Vilanova - who led the Catalan club for a season after taking over from Guardiola in 2012 - died of throat cancer at the age of 45 on Friday.
The pair formed a strong bond while working with Barcelona's B team and although Vilanova's passing wasn't unexpected after he was first diagnosed with parotid gland cancer in November 2011, Balague said it is a huge loss to the global football family.
"Guardiola will be destroyed by this," he reflected. "Tito was one of his closest friends. When Pep took charge of the 'B' side he had no doubt whatsoever who he had to ring to be his assistant.
"There were a group of players and coaches from the lower ranks that played together and since they were 18 or 19 they always met together at least once a month - they called themselves 'the fat ones', the ones that liked to eat. Pep and Tito were in that group - they were that close.

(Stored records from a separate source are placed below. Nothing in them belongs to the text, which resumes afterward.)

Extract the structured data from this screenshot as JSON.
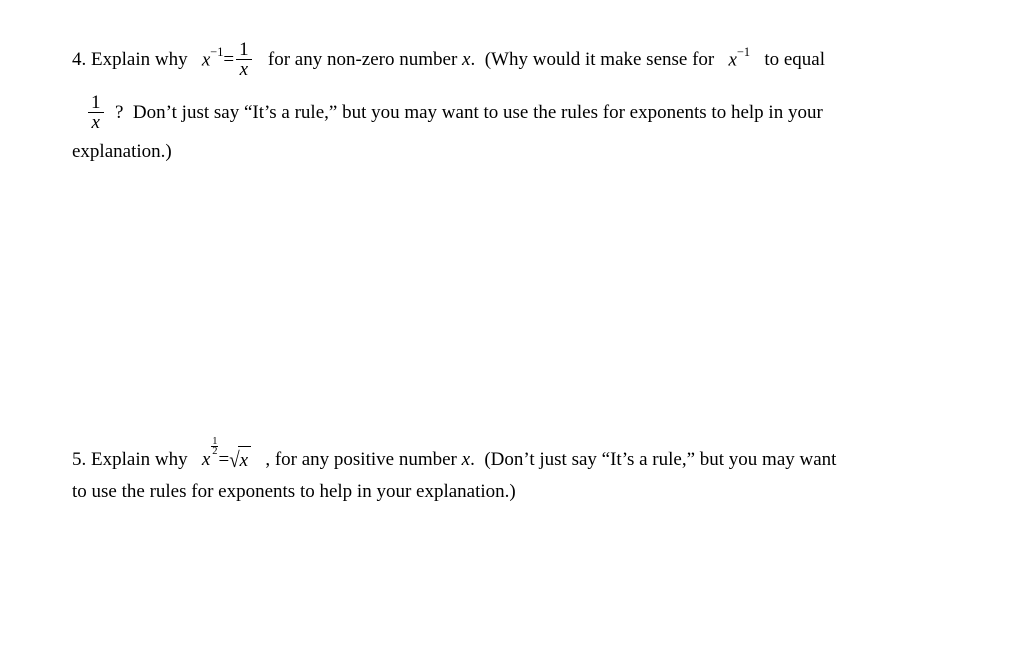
{
  "q4": {
    "num": "4.",
    "t1": " Explain why   ",
    "var_x": "x",
    "exp_neg1": "−1",
    "eq": "=",
    "frac1_num": "1",
    "frac1_den": "x",
    "t2": "   for any non-zero number ",
    "var_x2": "x",
    "t3": ".  (Why would it make sense for   ",
    "var_x3": "x",
    "exp_neg1b": "−1",
    "t4": "   to equal",
    "frac2_num": "1",
    "frac2_den": "x",
    "t5": "  ?  Don’t just say “It’s a rule,” but you may want to use the rules for exponents to help in your",
    "t6": "explanation.)"
  },
  "q5": {
    "num": "5.",
    "t1": " Explain why   ",
    "var_x": "x",
    "exp_half_num": "1",
    "exp_half_den": "2",
    "eq": "=",
    "sqrt_sym": "√",
    "sqrt_rad": "x",
    "t2": "   , for any positive number ",
    "var_x2": "x",
    "t3": ".  (Don’t just say “It’s a rule,” but you may want",
    "t4": "to use the rules for exponents to help in your explanation.)"
  }
}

"It was a fascinating relationship where Pep Guardiola had his first experience as a coach and he had Tito Vilanova keeping him to the limits; Pep would try a lot of things and Tito would be the common sense and bring him down to earth.
"When Pep Guardiola started being distant with players as a strategy to regain some authority, Tito Vilanova was building bridges with the players; he was always there. He was a discreet number two and when he was given the opportunity to be the number one, the first thing Tito did was ask Pep 'can I?' And Pep said 'go ahead'."
Vilanova was forced to miss four months of the 2012/13 season to undergo surgery and treatment but he still managed to win the La Liga title before calling time on his Barcelona reign last July.
Revista de la Liga expert Balague said Vilanova represented football "in its purest form".
"It is very sad news even if it was expected," he said. "We've known for a while that he wasn't well and the situation was getting worse but he went to hospital on Friday and we were all warned that it was just a matter of hours. He was 45.
"He was football in its purest form - a man who had no enemies, really. He'd been in Barcelona a long time, so much so that in the juveniles he was coach of Gerard Pique, Cesc Fabregas, Lionel Messi. He was the first man to put Lionel Messi in the formation and the place on the pitch that he likes to play.
"Messi had all of the admiration and respect in the world for Tito and the other guys. When he replaced Pep Guardiola it wasn't a surprise to anybody; he was just accepted by the team straight away because they all knew that he was the answer. He was able to develop relationships with players when Pep Guardiola couldn't."
He added: "I'm sure we're going to see a lot of homages, private and public, to Tito Vilanova because he was someone who was respected throughout the club.
"If you think about what has happened to Barcelona in the last two, three and four years and how they have had to overcome strong stuff but still the team has been mentally strong enough to combat that and compete at the highest level even though I think some of the things that are happening now - and some of the players will admit that they have been affected by it.
"So there will be homages to Tito Vilanova and homages to the team too, for having to overcome all that."